Thyroiditis

Thyroiditis is an inflammation (not an infection) of the thyroid gland. Several types of thyroiditis exist and the treatment is different for each.
Hashimoto's Thyroiditis
Hashimoto's Thyroiditis (also called autoimmune or chronic lymphocyctic thyroiditis) is the most common type of thyroiditis. It is named after the Japanese physician, Hakaru Hashimoto, that first described it in 1912. The thyroid gland is always enlarged, although only one side may be enlarged enough to feel. The thyroid tissue becomes inefficient in converting iodine into thyroid hormone and "compensates" by enlarging. The radioactive iodine uptake may be paradoxically high while the patient is hypothyroid because the gland retains the ability to take-up or "trap" iodine even after it has lost its ability to produce thyroid hormone. As the disease progresses, the TSH increases, the T4 falls and the patient becomes hypothyroid.
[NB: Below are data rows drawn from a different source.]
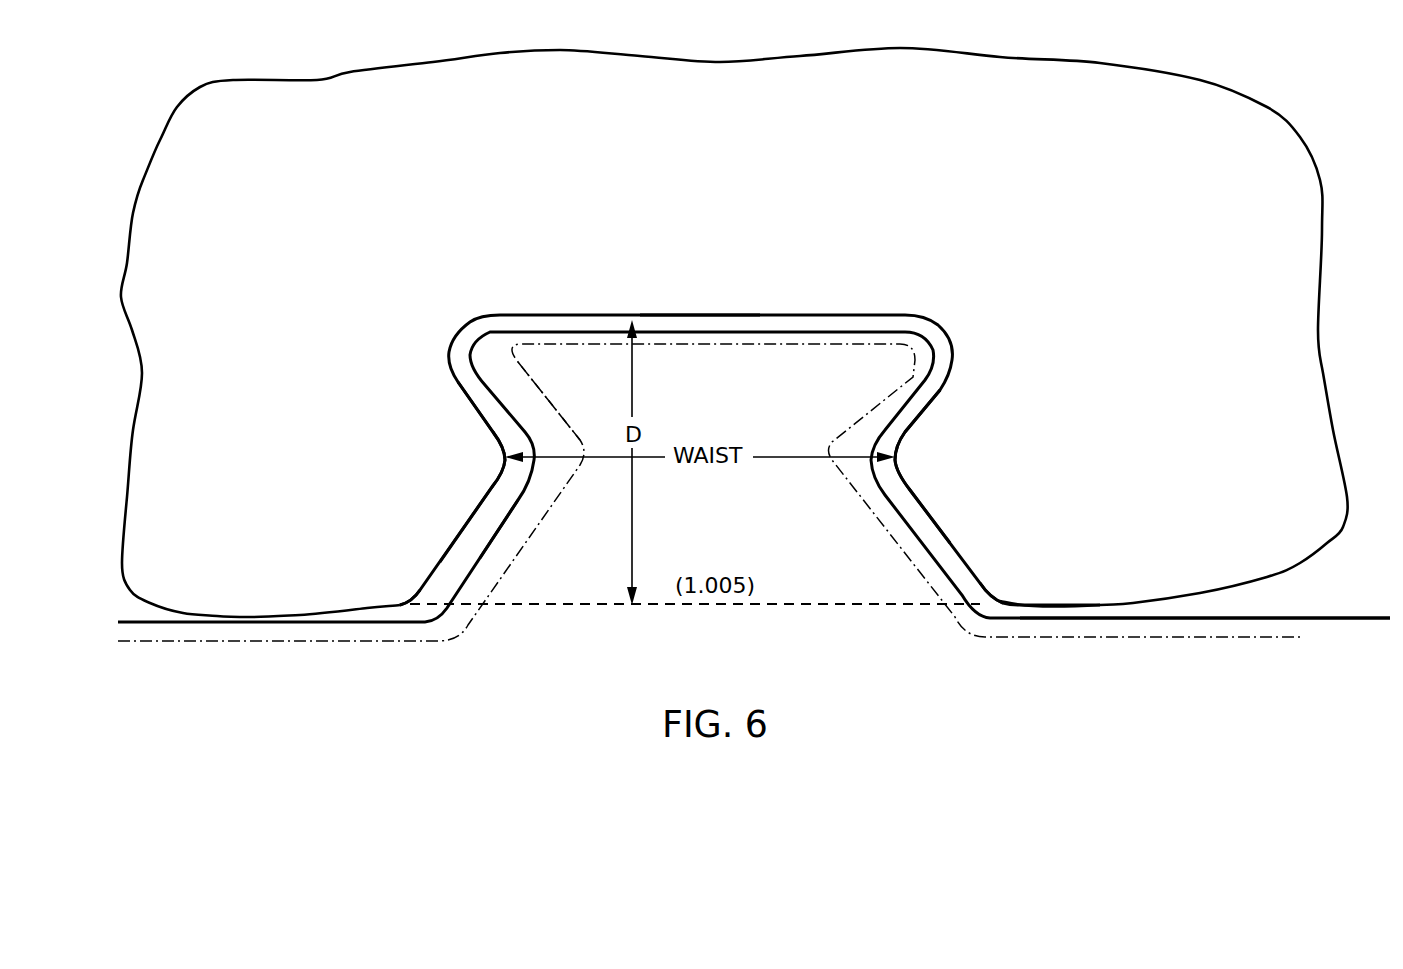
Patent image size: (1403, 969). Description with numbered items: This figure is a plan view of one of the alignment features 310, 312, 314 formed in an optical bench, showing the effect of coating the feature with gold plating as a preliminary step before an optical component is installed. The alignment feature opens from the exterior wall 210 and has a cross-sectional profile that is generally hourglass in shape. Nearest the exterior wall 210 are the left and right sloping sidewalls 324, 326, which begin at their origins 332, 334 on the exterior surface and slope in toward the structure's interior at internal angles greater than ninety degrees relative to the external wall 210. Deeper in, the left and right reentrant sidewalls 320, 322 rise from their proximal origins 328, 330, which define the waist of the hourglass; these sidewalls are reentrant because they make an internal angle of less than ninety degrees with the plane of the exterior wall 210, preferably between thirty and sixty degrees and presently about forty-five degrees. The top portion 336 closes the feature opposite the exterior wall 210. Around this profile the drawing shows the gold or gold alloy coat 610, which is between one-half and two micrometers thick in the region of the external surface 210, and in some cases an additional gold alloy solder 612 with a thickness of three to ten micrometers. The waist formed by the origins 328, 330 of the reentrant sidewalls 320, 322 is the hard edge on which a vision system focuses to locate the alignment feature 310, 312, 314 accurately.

The exterior wall 210 is at (1105, 607).
The alignment feature 310 is at (754, 516).
The alignment feature 312 is at (754, 516).
The alignment feature 314 is at (843, 672).
The left reentrant sidewall 320 is at (478, 410).
The right reentrant sidewall 322 is at (933, 397).
The left sloping sidewall 324 is at (503, 483).
The right sloping sidewall 326 is at (927, 513).
The proximal origin of left reentrant sidewall 328 is at (500, 440).
The proximal origin of right reentrant sidewall 330 is at (893, 457).
The origin of left sloping sidewall 332 is at (403, 603).
The origin of right sloping sidewall 334 is at (987, 588).
The top portion 336 is at (692, 315).
The gold/gold alloy coat 610 is at (455, 558).
The gold alloy solder 612 is at (503, 532).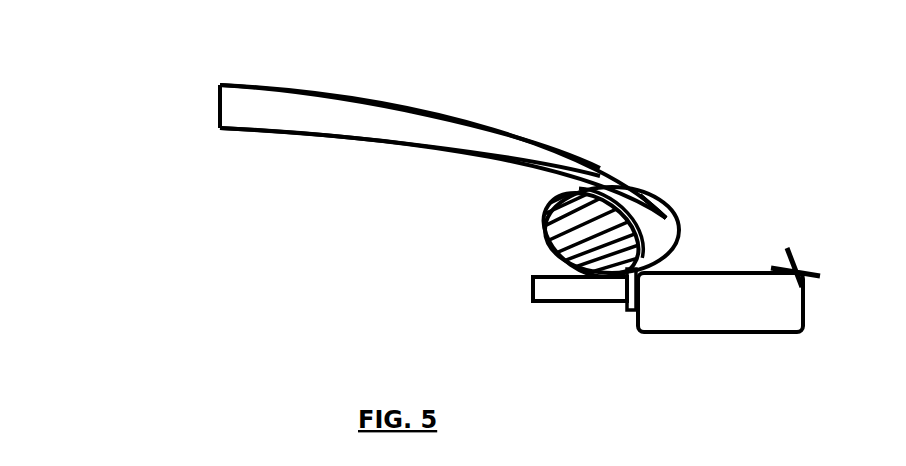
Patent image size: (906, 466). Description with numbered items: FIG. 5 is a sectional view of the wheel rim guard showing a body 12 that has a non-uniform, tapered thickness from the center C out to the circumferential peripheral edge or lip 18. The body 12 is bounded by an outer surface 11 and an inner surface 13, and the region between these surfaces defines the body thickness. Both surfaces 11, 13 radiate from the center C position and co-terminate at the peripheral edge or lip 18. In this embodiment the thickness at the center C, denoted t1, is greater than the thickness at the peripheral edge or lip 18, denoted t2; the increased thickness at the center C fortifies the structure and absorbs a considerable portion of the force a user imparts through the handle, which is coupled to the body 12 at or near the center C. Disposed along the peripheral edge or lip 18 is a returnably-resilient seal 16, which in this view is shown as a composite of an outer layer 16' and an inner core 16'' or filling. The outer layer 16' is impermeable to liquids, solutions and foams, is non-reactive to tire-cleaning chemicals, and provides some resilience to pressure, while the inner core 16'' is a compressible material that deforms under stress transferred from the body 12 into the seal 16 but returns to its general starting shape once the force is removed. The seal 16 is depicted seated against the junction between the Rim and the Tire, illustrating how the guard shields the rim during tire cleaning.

The body 12 is at (150, 61).
The outer surface 11 is at (250, 86).
The inner surface 13 is at (249, 130).
The thickness at the center t1 is at (197, 88).
The center C is at (221, 148).
The seal 16 is at (655, 290).
The outer layer 16' is at (569, 239).
The inner core 16'' is at (539, 218).
The peripheral edge or lip 18 is at (664, 222).
The thickness at the peripheral edge t2 is at (666, 220).
The rim Rim is at (627, 302).
The tire Tire is at (712, 273).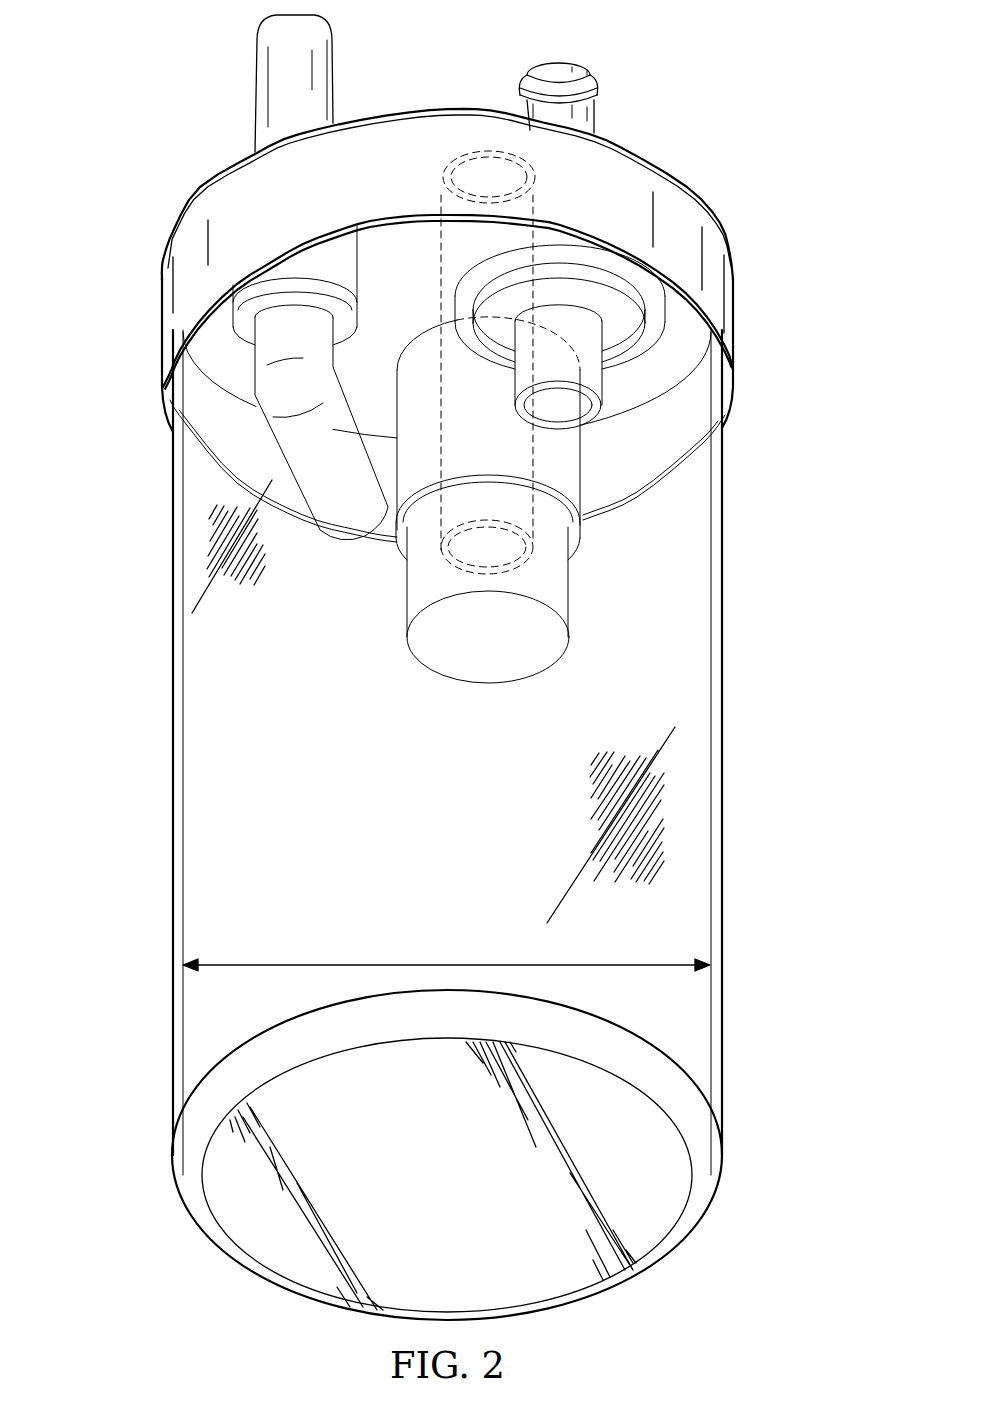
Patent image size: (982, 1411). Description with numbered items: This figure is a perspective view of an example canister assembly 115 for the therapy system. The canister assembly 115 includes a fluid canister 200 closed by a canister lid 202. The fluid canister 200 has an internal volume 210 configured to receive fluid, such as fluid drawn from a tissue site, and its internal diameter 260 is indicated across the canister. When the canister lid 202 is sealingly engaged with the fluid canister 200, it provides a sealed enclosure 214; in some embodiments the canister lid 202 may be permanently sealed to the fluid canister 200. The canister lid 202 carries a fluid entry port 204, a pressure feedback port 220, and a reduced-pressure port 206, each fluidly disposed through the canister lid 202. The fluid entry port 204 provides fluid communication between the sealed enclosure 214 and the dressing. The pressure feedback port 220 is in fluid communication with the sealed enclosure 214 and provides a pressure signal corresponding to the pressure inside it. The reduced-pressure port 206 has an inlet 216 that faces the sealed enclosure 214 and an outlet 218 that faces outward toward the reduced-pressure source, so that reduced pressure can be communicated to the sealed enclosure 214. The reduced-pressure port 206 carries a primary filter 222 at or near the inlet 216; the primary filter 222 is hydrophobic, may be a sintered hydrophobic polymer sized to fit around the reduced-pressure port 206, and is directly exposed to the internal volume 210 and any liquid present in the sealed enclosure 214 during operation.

The canister assembly 115 is at (120, 78).
The fluid canister 200 is at (722, 771).
The canister lid 202 is at (688, 193).
The fluid entry port 204 is at (257, 90).
The reduced-pressure port 206 is at (538, 206).
The internal volume 210 is at (468, 810).
The sealed enclosure 214 is at (700, 713).
The inlet 216 is at (458, 542).
The outlet 218 is at (482, 151).
The pressure feedback port 220 is at (560, 63).
The primary filter 222 is at (570, 578).
The internal diameter 260 is at (452, 963).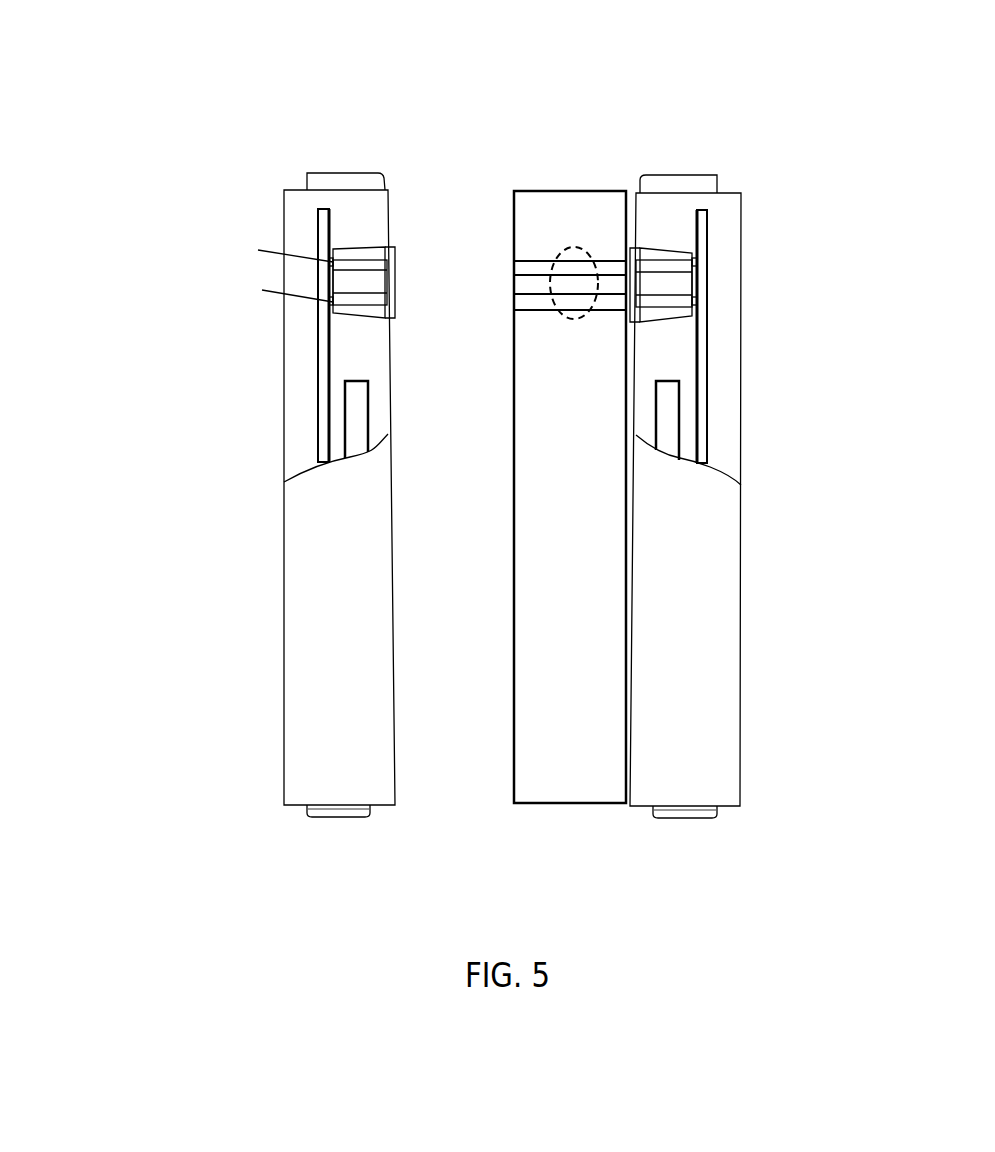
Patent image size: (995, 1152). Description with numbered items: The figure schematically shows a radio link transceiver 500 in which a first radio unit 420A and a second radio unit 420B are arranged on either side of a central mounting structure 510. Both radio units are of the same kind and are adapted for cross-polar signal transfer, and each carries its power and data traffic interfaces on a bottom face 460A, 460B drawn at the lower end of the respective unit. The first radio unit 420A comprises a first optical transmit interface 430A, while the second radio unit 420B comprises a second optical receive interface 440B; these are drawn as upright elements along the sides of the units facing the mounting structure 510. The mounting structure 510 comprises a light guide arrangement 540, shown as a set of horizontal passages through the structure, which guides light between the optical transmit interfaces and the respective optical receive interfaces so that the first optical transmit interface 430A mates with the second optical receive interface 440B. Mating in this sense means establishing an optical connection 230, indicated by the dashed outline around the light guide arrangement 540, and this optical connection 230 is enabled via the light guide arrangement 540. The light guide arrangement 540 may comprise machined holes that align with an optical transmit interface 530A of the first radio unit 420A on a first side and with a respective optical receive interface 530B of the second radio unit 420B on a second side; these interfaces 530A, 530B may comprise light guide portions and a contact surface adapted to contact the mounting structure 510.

The radio link transceiver 500 is at (110, 75).
The optical connection 230 is at (566, 250).
The mounting structure 510 is at (588, 621).
The light guide arrangement 540 is at (583, 264).
The first radio unit 420A is at (285, 597).
The second radio unit 420B is at (739, 644).
The first optical transmit interface 430A is at (328, 277).
The second optical receive interface 440B is at (710, 283).
The optical transmit interface 530A is at (362, 297).
The optical receive interface 530B is at (657, 300).
The bottom face 460A is at (338, 823).
The bottom face 460B is at (690, 830).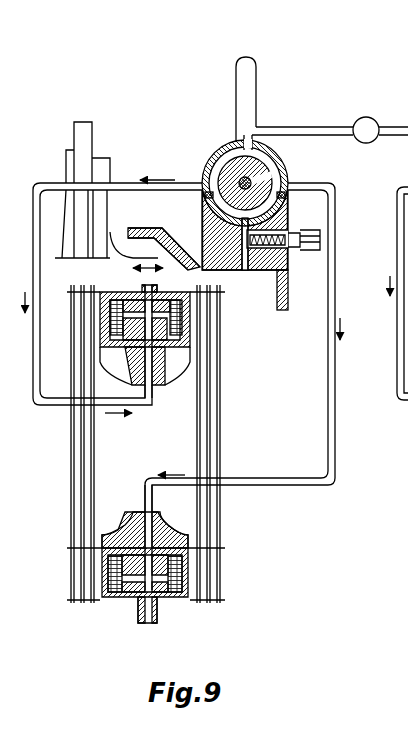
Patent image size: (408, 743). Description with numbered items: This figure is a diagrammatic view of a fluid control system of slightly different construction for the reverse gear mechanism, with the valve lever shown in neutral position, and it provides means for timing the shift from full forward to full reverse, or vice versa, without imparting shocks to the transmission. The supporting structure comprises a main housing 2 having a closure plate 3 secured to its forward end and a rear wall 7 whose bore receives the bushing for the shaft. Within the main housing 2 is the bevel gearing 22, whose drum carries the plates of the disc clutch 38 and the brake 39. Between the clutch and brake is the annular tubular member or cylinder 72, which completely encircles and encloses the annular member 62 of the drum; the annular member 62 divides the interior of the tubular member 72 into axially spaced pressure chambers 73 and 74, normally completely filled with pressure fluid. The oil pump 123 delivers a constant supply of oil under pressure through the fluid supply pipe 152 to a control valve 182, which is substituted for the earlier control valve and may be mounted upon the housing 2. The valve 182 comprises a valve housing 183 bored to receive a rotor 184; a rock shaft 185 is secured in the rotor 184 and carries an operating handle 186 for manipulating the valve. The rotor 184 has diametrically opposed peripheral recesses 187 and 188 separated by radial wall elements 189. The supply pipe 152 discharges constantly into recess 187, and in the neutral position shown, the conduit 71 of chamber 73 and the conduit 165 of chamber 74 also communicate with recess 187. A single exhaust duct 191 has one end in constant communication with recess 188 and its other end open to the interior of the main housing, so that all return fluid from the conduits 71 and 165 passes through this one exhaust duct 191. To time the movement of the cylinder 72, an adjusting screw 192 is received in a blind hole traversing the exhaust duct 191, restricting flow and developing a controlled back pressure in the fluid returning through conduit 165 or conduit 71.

The main housing 2 is at (148, 228).
The closure plate 3 is at (88, 124).
The rear wall 7 is at (288, 278).
The bevel gearing 22 is at (163, 383).
The disc clutch 38 is at (82, 505).
The brake 39 is at (213, 456).
The annular member 62 is at (135, 600).
The fluid conduit 71 is at (33, 252).
The annular tubular member 72 is at (110, 604).
The pressure chamber 73 is at (118, 296).
The pressure chamber 74 is at (174, 598).
The oil pump 123 is at (371, 120).
The conduit 152 is at (318, 126).
The conduit 165 is at (335, 252).
The control valve 182 is at (292, 175).
The valve housing 183 is at (205, 214).
The rotor 184 is at (262, 170).
The rock shaft 185 is at (252, 183).
The operating handle 186 is at (253, 68).
The peripheral recess 187 is at (226, 160).
The peripheral recess 188 is at (290, 213).
The radial wall elements 189 is at (212, 198).
The exhaust duct 191 is at (242, 229).
The adjusting screw 192 is at (268, 246).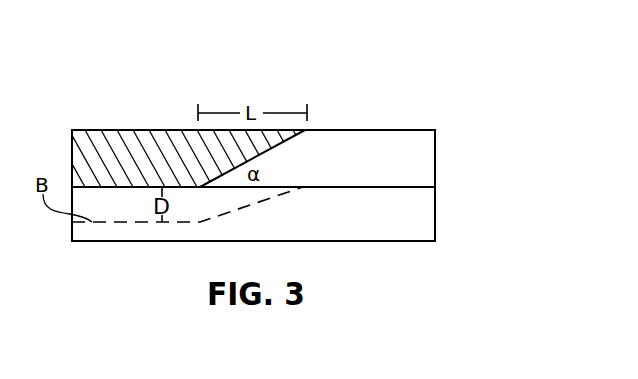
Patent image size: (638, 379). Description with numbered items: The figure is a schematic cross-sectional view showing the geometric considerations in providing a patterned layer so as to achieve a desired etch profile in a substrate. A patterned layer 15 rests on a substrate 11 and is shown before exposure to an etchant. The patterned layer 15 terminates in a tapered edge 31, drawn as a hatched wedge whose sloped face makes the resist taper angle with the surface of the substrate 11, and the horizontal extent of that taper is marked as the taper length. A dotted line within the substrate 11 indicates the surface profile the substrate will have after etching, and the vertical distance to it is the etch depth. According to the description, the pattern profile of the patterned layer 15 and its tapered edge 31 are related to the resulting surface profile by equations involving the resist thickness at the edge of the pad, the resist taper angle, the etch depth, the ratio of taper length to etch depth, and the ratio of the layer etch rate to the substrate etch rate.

The substrate 11 is at (428, 212).
The patterned layer 15 is at (374, 140).
The tapered edge 31 is at (230, 177).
The sequence of events can occur over a relatively short span of a few weeks or may take several years.
Treatment is to start thyroid hormone replacement. This prevents or corrects the hypothyroidism and it also generally keeps the gland from getting larger. In most cases the thyroid gland will decrease in size once thyroid hormone replacement is started. Thyroid antibodies are present in 95% of patients with Hashimoto's Thyroiditis and serve as a useful "marker" in identifying the disease without thyroid biopsy or surgery. These antibodies may remain for years after the disease has been adequately treated and the patient is on thyroid hormone replacement.
De Quervain's Thyroiditis
De Quervain's Thyroiditis (also called subacute or granulomatous thyroiditis) was first described in 1904 and is much less common than Hashimoto's Thyroiditis. The thyroid gland generally swells rapidly and is very painful and tender. The gland discharges thyroid hormone into the blood and the patients become hyperthyroid; however the gland quits taking up iodine (radioactive iodine uptake is very low) and the hyperthyroidism generally resolves over the next several weeks. The patients frequently become ill with fever and must go to bed. Thyroid antibodies are not present in the blood, but the sedimentation rate, which measures inflammation, is very high.
Although this type of thyroiditis resembles an infection, no infectious agent has ever been identified and antibiotics are of no use. Treatment is usually bed rest and aspirin to reduce inflammation. Occasionally cortisone (to reduce inflammation) and thyroid hormone (to "rest" the thyroid gland) may be used in prolonged cases. Nearly all patients recover and the thyroid gland returns to normal after several weeks or months. A few patients become hypothyroid and need to stay on thyroid hormone replacement indefinitely. Recurrences are uncommon.
Silent Thyroiditis
Silent Thyroiditis is a third type of thyroiditis. It was not recognized until the 1970's although it probably existed and was treated as Graves' Disease before that. This type of thyroiditis resembles in part Hashimoto's Thyroiditis and in part De Quervain's Thyroiditis. The blood thyroid test are high and the radioactive iodine uptake is low (like De Quervain's Thyroiditis), but there is no pain and needle biopsy resembles Hashimoto's Thyroiditis. The majority of patients have been young women following pregnancy. The disease usually needs no treatment and 80% of patients show complete recovery and return of the thyroid gland to normal after three months.
Symptoms are similar to Graves' Disease except milder. The thyroid gland is only slightly enlarged and exophthalmos does not occur. Treatment is usually bed rest with Inderal to control palpitations. Radioactive iodine, surgery, or antithyroid medication is never needed. A few patients have become permanently hypothyroid and needed to be placed on thyroid hormone.
An outbreak of what appeared to be silent thyroiditis occurred in a small town in South Dakota in 1985 with 121 cases in a six month period. This epidemic turned out not to be silent thyroiditis, but hyperthyroidism caused by hamburger meat in which the thyroid gland had been ground up with other meat. The thyroid scan failed to show a functioning thyroid gland in these patients indicating the high level of thyroid hormone in the blood was from some other source.